We have compiled a list of
core exercises that can improve your fitness level considerably and also help
you shed a few pounds.
With New Year’s
celebrations just over a month from now on, if you want to sport a flat stomach
with washboard abs or just want to get toned, focusing on core exercises might
be a good choice. Not only will it help you lose weight, it will also add to
your strength, balance, and stamina.
The core, composed of the
oft-mentioned upper and lower abdominals as well as the side, back, psoas, and
glutei muscles, provides a muscular framework that protects internal organs,
aids movement, and lends balance and stability to the whole body.
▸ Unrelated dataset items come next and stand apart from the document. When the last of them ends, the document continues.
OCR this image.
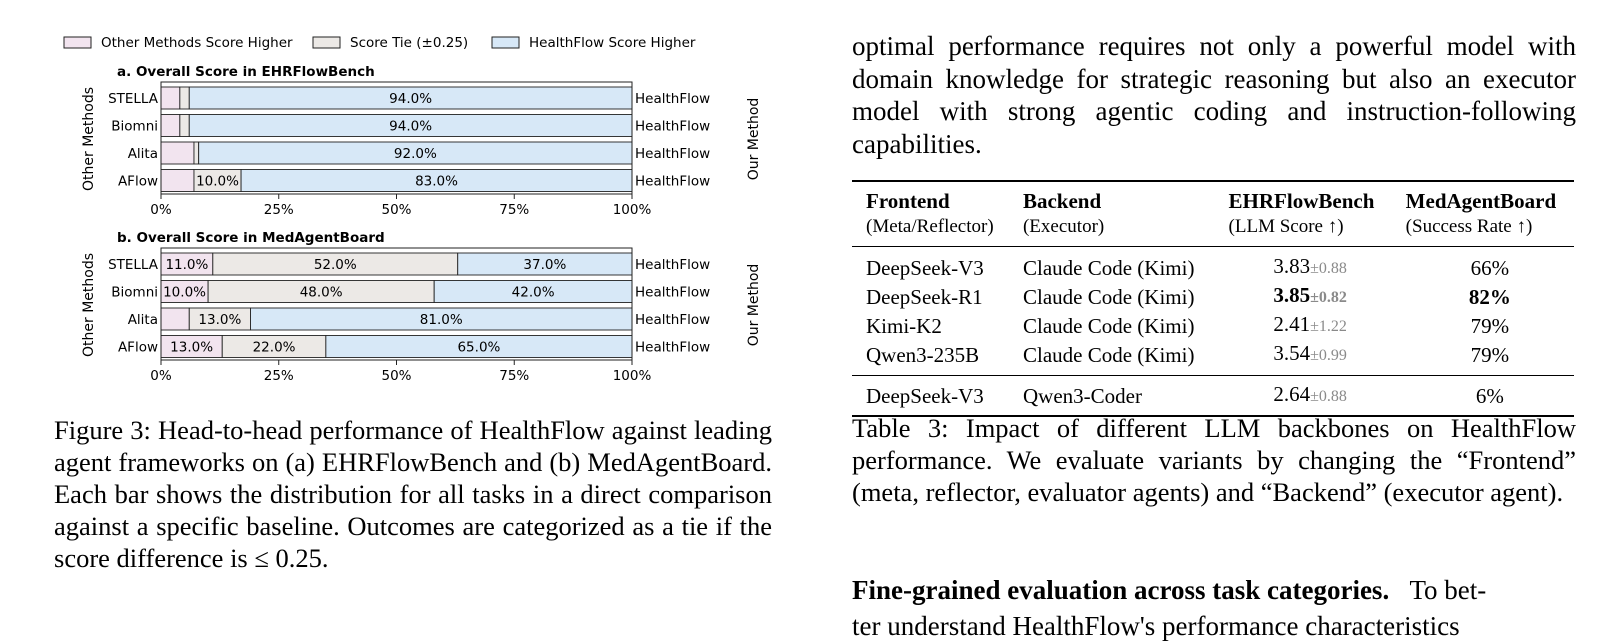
Other Methods Score Higher	Score Tie (±0.25)	HealthFlow Score Higher
a. Overall Score in EHRFlowBench
94.0%
STELLA	HealthFlow
94.0%
Biomni	HealthFlow
92.0%
Alita	HealthFlow
10.0%	83.0%
AFlow	HealthFlow
0%	25%	50%	75%	100%
b. Overall Score in MedAgentBoard
11.0%	52.0%	37.0%
STELLA	HealthFlow
10.0%	48.0%	42.0%
Biomni	HealthFlow
13.0%	81.0%
Alita	HealthFlow
13.0%	22.0%	65.0%
AFlow	HealthFlow
0%	25%	50%	75%	100%
Other Methods	Our Method
Other Methods	Our Method
Figure 3: Head-to-head performance of HealthFlow against leading agent frameworks on (a) EHRFlowBench and (b) MedAgentBoard. Each bar shows the distribution for all tasks in a direct comparison against a specific baseline. Outcomes are categorized as a tie if the score difference is ≤ 0.25.
optimal performance requires not only a powerful model with domain knowledge for strategic reasoning but also an executor model with strong agentic coding and instruction-following capabilities.
Frontend	Backend	EHRFlowBench	MedAgentBoard
(Meta/Reflector)	(Executor)	(LLM Score ↑)	(Success Rate ↑)
DeepSeek-V3	Claude Code (Kimi)	3.83±0.88	66%
DeepSeek-R1	Claude Code (Kimi)	3.85±0.82	82%
Kimi-K2	Claude Code (Kimi)	2.41±1.22	79%
Qwen3-235B	Claude Code (Kimi)	3.54±0.99	79%
DeepSeek-V3	Qwen3-Coder	2.64±0.88	6%
Table 3: Impact of different LLM backbones on HealthFlow performance. We evaluate variants by changing the “Frontend” (meta, reflector, evaluator agents) and “Backend” (executor agent).
Fine-grained evaluation across task categories. To bet-
ter understand HealthFlow's performance characteristics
We have compiled a list of core
exercises for you to try out.
Front Planks
Rest your body on your
elbows and toes, don’t let the hips sag or pike up. The goal should be to not
give up for 60 seconds at least.
Side Plank
Side planks are great for
the obliques. Lie on your right side with your legs straight. Prop yourself up
with your right forearm so your body forms a diagonal line. Rest your left hand
on your hip. Brace your abs and hold for 60 seconds at least. Repeat on the
other side.
Verticle Leg Crunches
Take a mat and lie flat on
the floor with lower back pressed to the ground. Extend legs straight up and
place your hand behind your head. Now, try to move up towards your toes,
crunching the stomach. Exhale as you contract upward, inhale as you return to
the starting position.
Flutter Kicks
Lie on the mat face up
with legs extended, toes pointed, and hands tucked underneath glutes to support
the lower back. Lift both legs off the floor by a few inches and alternately
kick legs up and down or in a criss-cross motion.
Russian Twist
Sit on the floor with your
knees bent and feet flat on the floor. Hold arms straight out in front of the
chest, with palms facing down. Lean back so that your torso is at a 45-degree
angle with the floor. Twist to the right as far as you can, pause, then reverse
movement and then twist to the left.